Babies born just 3 to 6 weeks early are at a greater risk for potentially serious health problems than babies born at term. In the last 6 weeks of pregnancy, baby usually gains about ½ pound a week, so babies born a few weeks early are typically somewhat smaller than full-term newborns. Although late preterm infants may look like full-term infants, they are still premature and have their own, unique health risks and needs.
5 Key Care Cues Parents of Late Preterm Infants Should Monitor:
- Feeding: Late preterm infants tend to feed slower and may need to be fed more often. They may also struggle to take enough breastmilk or formula. Feed your baby born early often, especially in the first days following birth. If baby begins to refuse feedings, contact baby’s nurse or pediatrician. Your baby born early may struggle to coordinate sucking and swallowing when nursing; ask for help from a lactation consultant while you’re in the hospital and consider attending a lactation group once you’re home with baby for extra support and help.

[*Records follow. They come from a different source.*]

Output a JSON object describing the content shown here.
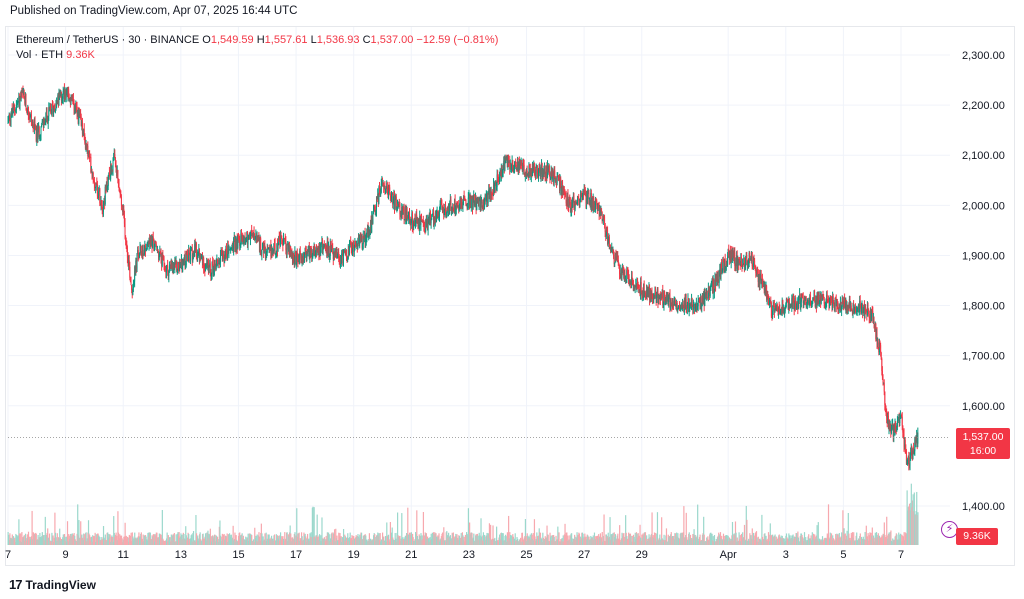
{
  "header": {
    "published": "Published on TradingView.com, Apr 07, 2025 16:44 UTC"
  },
  "legend": {
    "symbol": "Ethereum / TetherUS · 30 · BINANCE",
    "o_label": "O",
    "o_value": "1,549.59",
    "h_label": "H",
    "h_value": "1,557.61",
    "l_label": "L",
    "l_value": "1,536.93",
    "c_label": "C",
    "c_value": "1,537.00",
    "change": "−12.59 (−0.81%)",
    "vol_label": "Vol · ETH",
    "vol_value": "9.36K"
  },
  "price_tag": {
    "price": "1,537.00",
    "countdown": "16:00"
  },
  "vol_tag": "9.36K",
  "footer": {
    "brand": "TradingView",
    "logo": "17"
  },
  "colors": {
    "up": "#089981",
    "down": "#f23645",
    "up_vol": "#9bd8cc",
    "down_vol": "#f7a8ae",
    "grid": "#f0f3fa",
    "axis_text": "#131722"
  },
  "chart_data": {
    "type": "candlestick",
    "symbol": "ETH/USDT",
    "interval": "30",
    "exchange": "BINANCE",
    "ylim": [
      1330,
      2350
    ],
    "y_ticks": [
      2300,
      2200,
      2100,
      2000,
      1900,
      1800,
      1700,
      1600,
      1400
    ],
    "y_tick_labels": [
      "2,300.00",
      "2,200.00",
      "2,100.00",
      "2,000.00",
      "1,900.00",
      "1,800.00",
      "1,700.00",
      "1,600.00",
      "1,400.00"
    ],
    "x_tick_labels": [
      "7",
      "9",
      "11",
      "13",
      "15",
      "17",
      "19",
      "21",
      "23",
      "25",
      "27",
      "29",
      "Apr",
      "3",
      "5",
      "7"
    ],
    "x_range_days": [
      7,
      39.7
    ],
    "x_ticks_day": [
      7,
      9,
      11,
      13,
      15,
      17,
      19,
      21,
      23,
      25,
      27,
      29,
      32,
      34,
      36,
      38
    ],
    "path_day": [
      7.0,
      7.5,
      8.0,
      8.5,
      9.0,
      9.5,
      10.0,
      10.3,
      10.5,
      10.7,
      11.0,
      11.3,
      11.5,
      12.0,
      12.5,
      13.0,
      13.5,
      14.0,
      14.5,
      15.0,
      15.5,
      16.0,
      16.5,
      17.0,
      17.5,
      18.0,
      18.5,
      19.0,
      19.3,
      19.6,
      20.0,
      20.5,
      21.0,
      21.5,
      22.0,
      22.5,
      23.0,
      23.5,
      24.0,
      24.3,
      24.6,
      25.0,
      25.5,
      26.0,
      26.5,
      27.0,
      27.5,
      28.0,
      28.3,
      28.6,
      29.0,
      29.5,
      30.0,
      30.5,
      31.0,
      31.5,
      32.0,
      32.5,
      32.8,
      33.0,
      33.3,
      33.5,
      34.0,
      34.5,
      35.0,
      35.5,
      36.0,
      36.5,
      37.0,
      37.3,
      37.5,
      37.7,
      38.0,
      38.2,
      38.4,
      38.6
    ],
    "path_close": [
      2170,
      2220,
      2140,
      2190,
      2230,
      2170,
      2050,
      2000,
      2060,
      2090,
      1980,
      1830,
      1900,
      1930,
      1870,
      1880,
      1910,
      1870,
      1900,
      1930,
      1940,
      1900,
      1930,
      1890,
      1910,
      1920,
      1890,
      1920,
      1930,
      1960,
      2050,
      2000,
      1970,
      1960,
      1990,
      2000,
      2010,
      2000,
      2050,
      2090,
      2080,
      2070,
      2070,
      2060,
      2000,
      2020,
      2000,
      1900,
      1870,
      1850,
      1830,
      1820,
      1810,
      1800,
      1800,
      1840,
      1900,
      1880,
      1900,
      1860,
      1830,
      1790,
      1800,
      1810,
      1810,
      1810,
      1800,
      1800,
      1780,
      1700,
      1570,
      1550,
      1580,
      1480,
      1510,
      1537
    ]
  }
}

- Sleeping: Late preterm infants can be sleepier than babies born at term; you may need to wake baby every 3-4 hours for feeding. Always place your baby on their back to sleep, in an infant-safe crib or bassinet with only a tight-fitted sheet and no toys or pillows. It’s important that baby sleep in their own crib in your room during the first year of life.
- Breathing: Late preterm infants can have problems with breathing; call 911 if baby seems to struggle with breathing or is turning blueish.
- Temperature: Late preterm infants have less body fat and may struggle to maintain a normal body temperature. Keep your baby away from drafts; room temperatures should be warm enough for baby to sleep comfortably in one more layer of clothing than you’re wearing. Don’t overdress baby or allow baby to get overheated.
- Jaundice and Infections: Late preterm infants can be more likely to develop jaundice, a symptom of a bigger problem called hyperbilirubinemia, which can lead to severe nervous system damage if not identified and treated early. Ask your baby’s pediatrician or nurse if baby has been screened for jaundice before leaving the hospital. Infants should be seen by their nurse practitioner or pediatrician within 24 to 48 hours of discharge. Notify baby’s care provider if at any time baby’s skin or eyes appears to become yellowish. Late preterm infants have immature immune systems and more easily develop infections. Contact baby’s care provider if baby has a fever (more than 100.4 degrees) or difficulty breathing.